Here comes the first half (click through to read it all…very recommended click, too) of a report by Andrew Whalen of AP on the VRAE region of Peru, the ‘Shining Path’ terrorists, the local coca growing and cocaine producing trade, the life of poverty and the detachment from Lima felt by these people.
Most LatAm watchers (me included) roll their eyes when they see an AP story coming through as the newswire has a reputation of spinning out the story that The North wants to hear instead of telling it like it is. But credit where due, this is a great piece of reporting and full kudos and cyberbackslap goes out to Whalen for the note. Now read on and learn a little about how Peru really is.
Cocaine trade revitalizes Peruvian rebels
UNION MANTARO, Peru (AP) — The last town on a rutted dirt road in Peru’s most prolific cocaine-producing highland valley, Union Mantaro has no police post, no church and no health clinic. Its 600 people lack running water and electricity.
Until January, makeshift huts of wood and plastic housed scores of refugees from a government offensive against a small but lethal band of drug-funded rebels, revitalized remnants of the fanatical Shining Path guerrilla movement.
Most have since returned to outlying mountain villages as the rebels frustrated the army’s campaign against them, killing 33 soldiers and wounding 48 since the military arrived in August. The rebel death toll is unknown.
The army’s setbacks — the narcotics trade does not appear to have been dented — are more than a worrisome embarrassment for the central government in faraway Lima. Critics say President Alan Garcia needs to act fast or risk greater instability.

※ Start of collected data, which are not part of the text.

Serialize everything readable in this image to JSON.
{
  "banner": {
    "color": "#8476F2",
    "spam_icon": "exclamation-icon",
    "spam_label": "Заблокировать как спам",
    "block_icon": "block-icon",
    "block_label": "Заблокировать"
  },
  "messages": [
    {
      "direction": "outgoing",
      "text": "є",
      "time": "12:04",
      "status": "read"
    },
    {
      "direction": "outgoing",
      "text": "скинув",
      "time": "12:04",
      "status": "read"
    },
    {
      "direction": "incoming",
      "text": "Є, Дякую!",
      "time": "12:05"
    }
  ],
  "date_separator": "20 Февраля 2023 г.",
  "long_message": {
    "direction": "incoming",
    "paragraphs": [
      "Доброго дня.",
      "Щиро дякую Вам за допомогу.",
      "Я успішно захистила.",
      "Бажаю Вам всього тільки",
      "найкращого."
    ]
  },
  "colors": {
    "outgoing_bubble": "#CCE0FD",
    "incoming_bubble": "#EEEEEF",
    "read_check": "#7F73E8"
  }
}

Peru’s cocaine trade — No. 2 after Colombia’s — is booming after a 1990s drop-off. The government calls the insurgents who’ve used it to rearm ideologically bankrupt, but peasants who have coexisted with them don’t necessarily agree. At least not publicly.
The gateway to the Shining Path’s jungle-draped stronghold, Union Mantaro is a bumpy two-day drive down the Andes’ eastern slopes from the provincial capital of Ayacucho, where the movement was born nearly three decades ago.
Along the road into the Apurimac and Ene valley, women and children dry coca leaves on long canvas beds in front of half-built, brick homes. A pro-coca political party has painted the leaf on wooden shacks in villages so poor that parents must chip in to pay teachers’ salaries.
Coca production soared in this rugged region just 100 miles from the world-renowned Machu Picchu ruins as migrants more than doubled its population to some 240,000 in little more than a decade.
Growing the crop, a mild stimulant widely chewed in the Andes, is legal in Peru, but authorities say nine-tenths of it goes to the illegal manufacture of cocaine.
“Politicians in Lima don’t know what’s going on in these communities. If they did, they would know the solution to the problem isn’t more soldiers,” says Marisela Quispe, a government worker who keeps track of victims of political violence.